Address to the Class of 2016:
Peter Labbat '83, Chair of the Regis Board of Trustees
The following is a transcript of the June 4, 2016 address to the graduates of the class of 2016 given by Peter Labbat '83, Chair of the Regis Board of Trustees.


2016grad08Father Croghan, Dr. Tocchet and Fr. Gibbons; members of the Board of Trustees; members of our esteemed faculty; proud parents, relatives and friends and, of course, Regis graduates of the Class of 2016, welcome to today’s commencement ceremony!

My comments today will be brief and perhaps a little bit unconventional.

I will start with a story.  A few weeks ago, I saw a Broadway musical that has taken New York City by storm and which has become the talk of the town.  It’s called “Hamilton”.  And it tells the story of American Founding Father, Alexander Hamilton.   The twist -- and what makes it just really fantastic fun  -- is that much of the musical score is set to hip-hop music.   Pretty incongruous, right?  The story of 1700’s character, Alexander Hamilton, told through rap.  But it works.

So, it got me thinking:  why not tell the story of St. Ignatius and Regis High School through hip-hop?  When you think about it, I would argue the story of St. Ignatius is much more stage-worthy than that of our First Treasury Secretary.  After all, Ignatius started out as a military man, a fighter, a dashingly handsome womanizer, arrogant, and then after being badly wounded in battle, he experienced his conversion to Christ and ended up founding the Society of Jesus.  This story has got everything Broadway is looking for: blood, sex, redemption and an ongoing 500-year legacy of service to others!

Which brings me to the unconventional part of this commencement speech. I have written the trailer for this upcoming musical and if you’ll indulge me for a moment and allow me to channel my inner Brooklynite, I’d like to perform it for you now.  I call it “The Regis Rap:”

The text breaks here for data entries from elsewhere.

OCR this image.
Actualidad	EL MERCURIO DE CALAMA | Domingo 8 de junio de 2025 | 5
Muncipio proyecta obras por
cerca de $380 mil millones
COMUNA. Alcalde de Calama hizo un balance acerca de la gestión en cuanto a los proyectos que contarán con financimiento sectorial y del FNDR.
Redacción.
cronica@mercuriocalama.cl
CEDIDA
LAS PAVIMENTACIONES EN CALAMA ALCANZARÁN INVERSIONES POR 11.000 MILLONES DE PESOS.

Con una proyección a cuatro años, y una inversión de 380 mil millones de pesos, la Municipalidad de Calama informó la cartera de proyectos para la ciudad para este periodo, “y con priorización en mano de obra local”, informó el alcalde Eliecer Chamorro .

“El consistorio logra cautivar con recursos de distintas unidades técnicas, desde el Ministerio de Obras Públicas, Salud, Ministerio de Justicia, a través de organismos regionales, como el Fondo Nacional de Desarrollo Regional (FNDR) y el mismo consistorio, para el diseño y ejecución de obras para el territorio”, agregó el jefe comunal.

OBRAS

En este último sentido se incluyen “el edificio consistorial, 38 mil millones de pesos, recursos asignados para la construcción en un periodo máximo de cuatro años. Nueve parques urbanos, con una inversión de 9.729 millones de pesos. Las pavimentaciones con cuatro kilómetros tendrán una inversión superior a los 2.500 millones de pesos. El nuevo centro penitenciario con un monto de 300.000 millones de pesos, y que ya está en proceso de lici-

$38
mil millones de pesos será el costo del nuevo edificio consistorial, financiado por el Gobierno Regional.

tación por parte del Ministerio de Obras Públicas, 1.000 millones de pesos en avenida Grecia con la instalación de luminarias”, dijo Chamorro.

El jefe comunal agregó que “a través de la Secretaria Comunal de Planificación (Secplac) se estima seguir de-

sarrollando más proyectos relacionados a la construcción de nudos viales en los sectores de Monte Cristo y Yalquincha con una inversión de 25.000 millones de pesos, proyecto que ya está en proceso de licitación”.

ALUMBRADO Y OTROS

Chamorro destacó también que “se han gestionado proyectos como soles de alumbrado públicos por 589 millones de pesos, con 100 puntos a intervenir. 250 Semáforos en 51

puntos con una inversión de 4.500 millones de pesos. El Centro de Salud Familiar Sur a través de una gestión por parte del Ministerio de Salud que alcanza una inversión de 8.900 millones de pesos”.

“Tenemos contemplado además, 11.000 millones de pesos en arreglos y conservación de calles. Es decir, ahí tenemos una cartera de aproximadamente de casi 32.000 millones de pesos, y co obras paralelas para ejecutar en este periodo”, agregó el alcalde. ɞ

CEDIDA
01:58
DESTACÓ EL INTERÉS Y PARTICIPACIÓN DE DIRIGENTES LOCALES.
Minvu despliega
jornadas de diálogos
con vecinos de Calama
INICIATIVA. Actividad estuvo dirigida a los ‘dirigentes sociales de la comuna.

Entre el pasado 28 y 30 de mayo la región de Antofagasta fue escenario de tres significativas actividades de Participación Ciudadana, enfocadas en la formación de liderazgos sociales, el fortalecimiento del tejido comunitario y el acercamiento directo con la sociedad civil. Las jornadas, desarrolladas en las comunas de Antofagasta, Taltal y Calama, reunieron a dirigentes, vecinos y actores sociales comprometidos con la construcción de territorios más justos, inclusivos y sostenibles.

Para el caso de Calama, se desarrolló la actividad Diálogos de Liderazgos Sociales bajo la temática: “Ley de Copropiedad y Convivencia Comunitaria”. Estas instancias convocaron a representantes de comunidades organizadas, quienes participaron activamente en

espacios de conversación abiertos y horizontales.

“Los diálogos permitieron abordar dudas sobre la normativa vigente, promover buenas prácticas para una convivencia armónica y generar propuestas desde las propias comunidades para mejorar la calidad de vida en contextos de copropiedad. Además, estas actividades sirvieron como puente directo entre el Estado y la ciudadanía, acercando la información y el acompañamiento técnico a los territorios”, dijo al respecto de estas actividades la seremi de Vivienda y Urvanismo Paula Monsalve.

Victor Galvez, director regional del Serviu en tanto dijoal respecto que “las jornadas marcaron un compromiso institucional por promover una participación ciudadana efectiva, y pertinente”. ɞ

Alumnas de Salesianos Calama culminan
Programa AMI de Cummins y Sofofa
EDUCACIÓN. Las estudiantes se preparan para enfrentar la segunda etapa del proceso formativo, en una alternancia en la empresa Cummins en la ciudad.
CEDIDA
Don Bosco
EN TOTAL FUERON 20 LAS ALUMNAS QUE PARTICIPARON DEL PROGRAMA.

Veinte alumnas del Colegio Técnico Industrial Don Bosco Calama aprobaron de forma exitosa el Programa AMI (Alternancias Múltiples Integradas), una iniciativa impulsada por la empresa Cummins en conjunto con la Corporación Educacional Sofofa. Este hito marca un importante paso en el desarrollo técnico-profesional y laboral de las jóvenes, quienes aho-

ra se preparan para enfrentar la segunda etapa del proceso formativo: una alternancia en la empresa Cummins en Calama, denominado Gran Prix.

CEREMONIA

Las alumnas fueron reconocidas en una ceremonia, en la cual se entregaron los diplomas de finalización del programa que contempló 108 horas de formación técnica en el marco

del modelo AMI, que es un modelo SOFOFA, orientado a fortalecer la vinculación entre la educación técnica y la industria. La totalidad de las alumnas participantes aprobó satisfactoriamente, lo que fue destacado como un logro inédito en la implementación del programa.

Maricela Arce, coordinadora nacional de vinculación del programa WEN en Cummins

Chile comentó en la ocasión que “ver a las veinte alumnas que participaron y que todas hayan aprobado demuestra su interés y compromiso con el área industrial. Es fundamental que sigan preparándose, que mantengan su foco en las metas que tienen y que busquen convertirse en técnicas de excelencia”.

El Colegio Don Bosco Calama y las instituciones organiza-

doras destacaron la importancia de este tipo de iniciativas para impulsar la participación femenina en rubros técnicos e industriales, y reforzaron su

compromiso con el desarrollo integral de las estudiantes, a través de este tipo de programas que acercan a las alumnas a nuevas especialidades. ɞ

(Sung to tune of “Alexander Hamilton” by Lin Manuel Miranda)

Young Ignatius of Loyola
Fought the battle of Pamplona,
Seeking military fame
And looking to advance his name.
Aristocratic, looked fantastic
Kept the ladies quite ecstatic;
But oh how pride precedes the fall,
His leg was crushed by a cannonball

Laying low, convalescing,
Ignatius learned to count his blessings.
Read about Christ -- as a diversion,
Led to a complete conversion.
Praying in a desert cave,
He had a vision; it came in waves.
A generous heart, newly reformed
The Jesuit order had been born.

Here you are today: you're Regis graduates.
You worked hard to get here -- You should be proud of it.
But do you realize, you're St. Ignatius' descendants?
And now that you're alumni, can you handle it?

You went to Regis
Praise Jesus!
So heed this advice:
You gotta think twice
'bout how you spend
The rest of your life.

Because much is expected
From those whom God has gifted
With talents, smarts and empathy
Humility, integrity.

You've got to believe
There's something special you've received.
There's a world in need of justice
Go make a holy ruckus.

There is no better recipe:
Go serve the world relentlessly!
You know, I'm Class of '83,
so please don't even mess with me!

Now, the point of all of this is to leave you with two ideas: first, that we Regians all share an incredibly exciting, life-affirming Ignatian heritage.   Sometimes, it’s easy to dismiss the stories we read about the saints or other famous people as just words in some historical document. But the reality is far more gripping when you reflect on the heroism, the sacrifices, and the tremendous good works performed by people like St. Ignatius; our Regis Foundress, Julia Grant, without whom we would not be here today; or our incredible faculty and priests.    For me, and I hope, for you, to be motivated by the example of these lives so well-lived is exhilarating – and much more so than any Broadway musical or heart-pumping song.  This common heritage is what binds us and inspires us as Regians and I encourage you to reflect upon it from time to time.

But reflection alone is insufficient.  Your Regis education is a call to action which brings me to my second theme:  go out into the world and make a difference.  Regis is an invitation to stewardship – to following in the footsteps of St. Ignatius and so many others who came before us --to being men for others.  So, be principled.  Be generous.  And stand up for the less fortunate among us.

Gentlemen of the Class of 2016, congratulations once again. I look forward to seeing you at Jug Night and to hearing about all the wonderful things you are doing. God Bless you all.